Tricare: I told Gus he cannot leave the military until we are done having kids. I think we will be having one more (unless an accident comes upon us) but Tricare is great for child birth. They covered everything with very minimal out of pocket expenses.
My Health: Aside from that pesky depression issue, I am blessed with great health. I'm already bounding back from my pregnancy (though far from 100%) and I was grateful that I was strong enough to endure labor without caving on drugs. In time, I know I'll be in great shape again, and next year I plan on taking advantage of it.
Painkillers: I am not 100% yet. I am very thankful for painkillers.
Horses: I love horses, I have been a horse nut since I was about seven years old. And I have two of them. I am very blessed I am in a position to own a horse and can afford too.
The Air Force: The military can be frustrating at times. But in this economy, my husband has a stable job and his unit has stepped up and helped us several times. I am grateful for the support network that they offer, and along with the rest of the armed services (noteably the Army, of course) for keeping our country safe.
My Unit: I have an awesome army unit. They are very supportive of me, especially considering my present circumstances, and I know they will do what they can to work around it. Because I am now a new mom, I am looking more and more on getting out, but if I do decide to stay in, this would likely be the unit I would stay with until i retire. I've got two years on my present contract left, but I'm in good hands.

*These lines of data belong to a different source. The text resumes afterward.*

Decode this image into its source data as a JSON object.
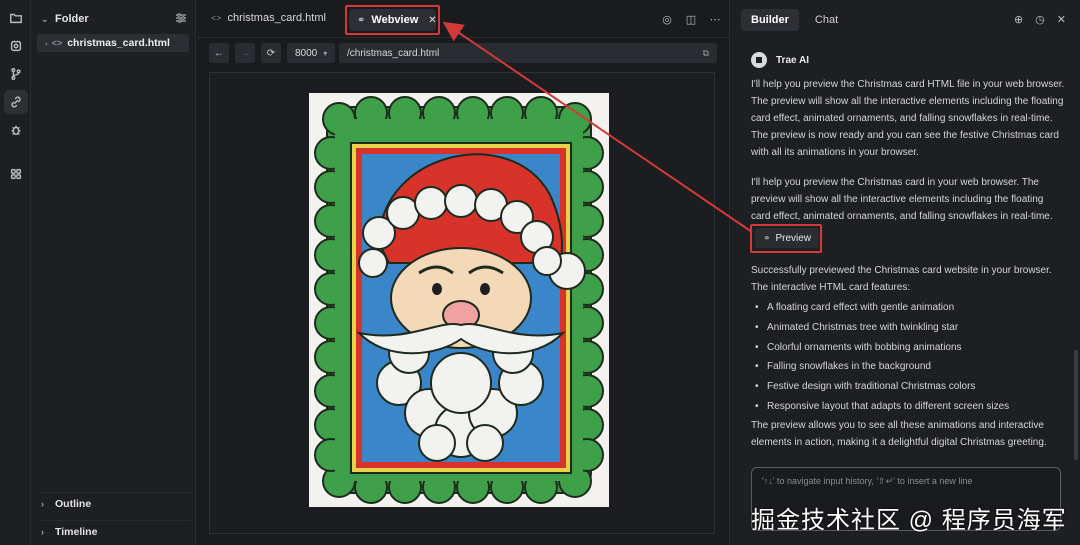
{
  "sidebar": {
    "folder_label": "Folder",
    "file_name": "christmas_card.html",
    "outline_label": "Outline",
    "timeline_label": "Timeline"
  },
  "editor": {
    "tab_file": "christmas_card.html",
    "tab_webview": "Webview",
    "port": "8000",
    "url": "/christmas_card.html"
  },
  "chat": {
    "tab_builder": "Builder",
    "tab_chat": "Chat",
    "assistant_name": "Trae AI",
    "msg1": "I'll help you preview the Christmas card HTML file in your web browser. The preview will show all the interactive elements including the floating card effect, animated ornaments, and falling snowflakes in real-time. The preview is now ready and you can see the festive Christmas card with all its animations in your browser.",
    "msg2": "I'll help you preview the Christmas card in your web browser. The preview will show all the interactive elements including the floating card effect, animated ornaments, and falling snowflakes in real-time.",
    "preview_label": "Preview",
    "msg3": "Successfully previewed the Christmas card website in your browser. The interactive HTML card features:",
    "features": [
      "A floating card effect with gentle animation",
      "Animated Christmas tree with twinkling star",
      "Colorful ornaments with bobbing animations",
      "Falling snowflakes in the background",
      "Festive design with traditional Christmas colors",
      "Responsive layout that adapts to different screen sizes"
    ],
    "msg4": "The preview allows you to see all these animations and interactive elements in action, making it a delightful digital Christmas greeting.",
    "input_placeholder": "'↑↓' to navigate input history, '⇧↵' to insert a new line"
  },
  "watermark": "掘金技术社区 @ 程序员海军",
  "colors": {
    "highlight_red": "#d23a3a",
    "card_green": "#3fa04a",
    "santa_red": "#d8332a"
  }
}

Cell Phones: Ok, in truth they are a pain in the butt, because we did manage to go without cell phones for centuries. Now we have smart phones, which are enormous wastes of time, and I don't think we could live without them, but in truth, it is nice to always be able to contact somebody, especially if you need to talk to somebody right then. Or even texting, something I didn't do until about two years ago. Kind of crazy, actually.
Emoticons: I used to be horribly annoyed with them, but I have grown quite partial to this guy -> :P
My Car: I have a great car. It's practical, it's reliable, it gets good gas mileage, and it gets me from point A to point B. And it's paid off! I am glad I have the means to get around. And my lead foot has decreased in weight quite a bit over the last few years.
Chickens: They eat just about anything, they are amusing to look at, and they lay eggs! When you find yourself with a rooster, they also make for a great chicken noodle soup! Plus they are cute, which I find myself kind of amused to discover that chickens are quite cute.
Cats and Dogs: endless amusement, there is something very soothing about a purring cat on your lap, and I have two friendly barn cats that have instant purr mode as soon as I start petting them. I also have a crazy dog that likes to herd them, and they aren't amused. Watching them interact is quite entertaining.
The Gospel: I don't like to get to religious on my blog, and I am not the most religious person out there, but I am grateful for having the church in my life. I need to make a better effort to go, however. Lately I've been more of a heathen. With the new little one, I do want to raise her in the church with a set of moral standards and it is something I want to share with her.
Freedom: I am an independent person, I am grateful be to be an American and with all the rights and privileges that come with it.
Guns: Yes, I am a gun nut. I love guns, for a variety of reasons. They are empowering, and they certainly level the playing field. I am thankful for the security they provide. and of course, most people who follow my blog know me for my bad ass pose with one.
Sleep: I think I am about to crash now. Must be the new mom in me. But first, I need to feed the munchkin.
There are many more things I am thankful for, this is just a rundown of some of them. Indeed, there is quite a lot to be thankful for. Just some things to remember when the baby blues start getting me down.